RacerX wrote:This particular episode took place during a conversation with her partner during a visit where my sis had chimed in to bring up how she had been abused as a child.
She went into great detail about this abuse and when I told her I didn’t recall those events she pressed and pressed as she rapidly became very angry.
I have an aunt that has memories of events that never took place, primarily negative memories that portray herself as a victim in one form or another. The family has dealt with her wild, exaggerated claims for decades now.
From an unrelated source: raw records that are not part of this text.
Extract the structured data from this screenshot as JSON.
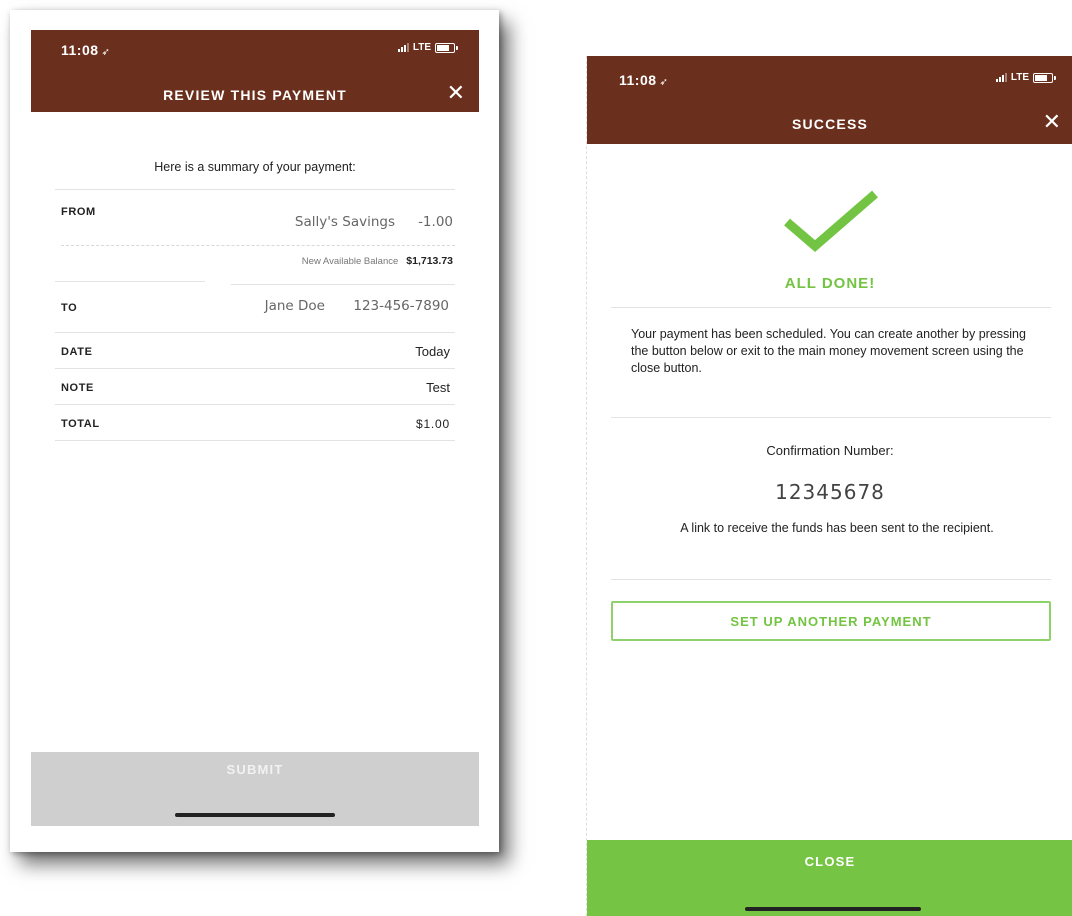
{
  "review_screen": {
    "status": {
      "time": "11:08",
      "location_glyph": "➶",
      "network": "LTE"
    },
    "title": "REVIEW THIS PAYMENT",
    "close_glyph": "✕",
    "summary_heading": "Here is a summary of your payment:",
    "from": {
      "label": "FROM",
      "account": "Sally's Savings",
      "amount": "-1.00",
      "balance_label": "New Available Balance",
      "balance_value": "$1,713.73"
    },
    "to": {
      "label": "TO",
      "name": "Jane Doe",
      "phone": "123-456-7890"
    },
    "date": {
      "label": "DATE",
      "value": "Today"
    },
    "note": {
      "label": "NOTE",
      "value": "Test"
    },
    "total": {
      "label": "TOTAL",
      "value": "$1.00"
    },
    "submit_label": "SUBMIT"
  },
  "success_screen": {
    "status": {
      "time": "11:08",
      "location_glyph": "➶",
      "network": "LTE"
    },
    "title": "SUCCESS",
    "close_glyph": "✕",
    "done_heading": "ALL DONE!",
    "message": "Your payment has been scheduled. You can create another by pressing the button below or exit to the main money movement screen using the close button.",
    "confirmation_label": "Confirmation Number:",
    "confirmation_number": "12345678",
    "link_message": "A link to receive the funds has been sent to the recipient.",
    "another_payment_label": "SET UP ANOTHER PAYMENT",
    "close_label": "CLOSE"
  },
  "colors": {
    "header_brown": "#6b2f1d",
    "success_green": "#76c443",
    "submit_disabled_gray": "#cfcfcf"
  },
  "icons": {
    "close": "close-icon",
    "check": "checkmark-icon",
    "location": "location-arrow-icon",
    "signal": "signal-icon",
    "battery": "battery-icon"
  }
}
Members of the family and the community have handled their relationship with her in various ways. Unfortunately, the bottom line is that over the years she has become largely alienated. Her own daughter and closest family members no longer have very much interaction with her. Understandably, they are exhausted, but they have all come to accept the situation in their own way. They have established boundaries that limit their contact with my aunt, so as to avoid the arguments and frustration that comes with trying to reconcile my aunts memories with reality.
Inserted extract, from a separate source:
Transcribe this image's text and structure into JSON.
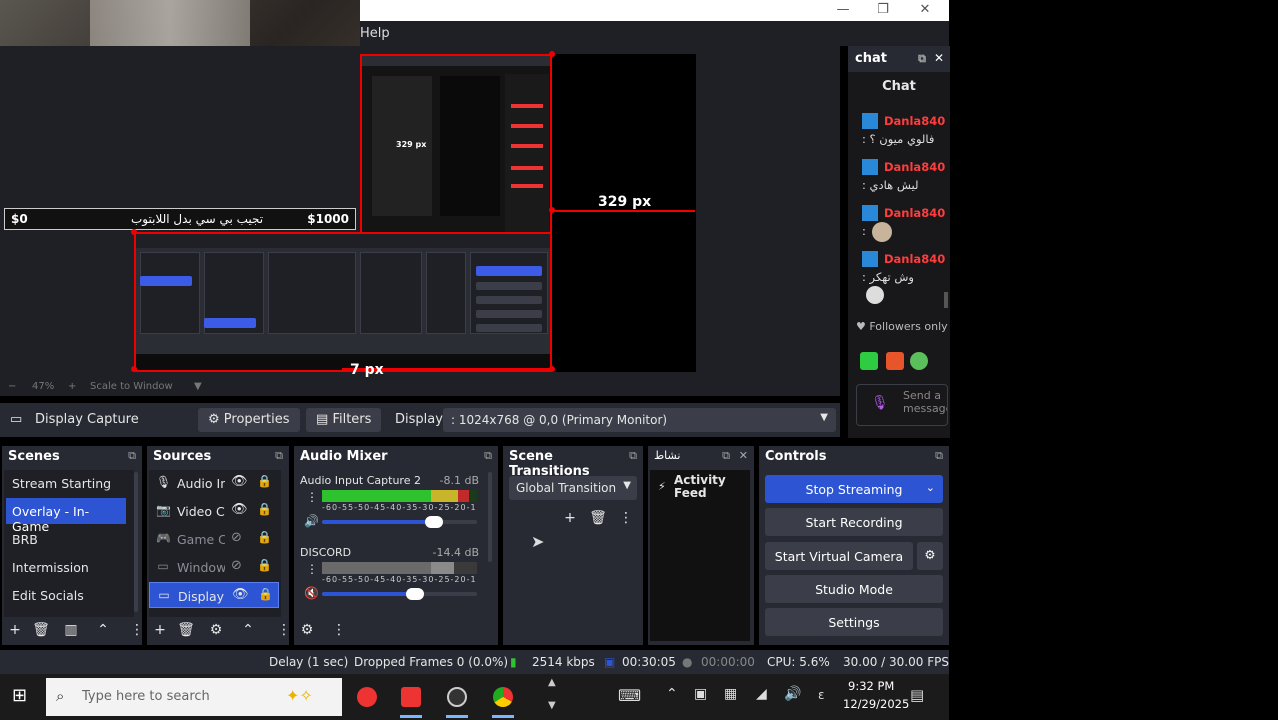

With my aunt is it confabulation, dementia, a chemical imbalance, a personality disorder, brain damage, a combination of multiple issues? We don't know. No one knows. And it doesn't matter. Whatever "treatment" is available, everyone knows that it does not consist of some magical combination of words or phrases that will result in some epiphany or mental awakening for my aunt. Talking to my aunt isn't going to solve the issue. Nope, my aunt will go to her grave with these false memories, believing her life was full of negative events that never actually happened.
As a nephew, my role in the situation is "nephew". It isn't my role to try and be a therapist. That would just cause turmoil and damage relationships across and within the family. Instead, I accept my aunt for who she is, set my personal boundaries, and behave accordingly.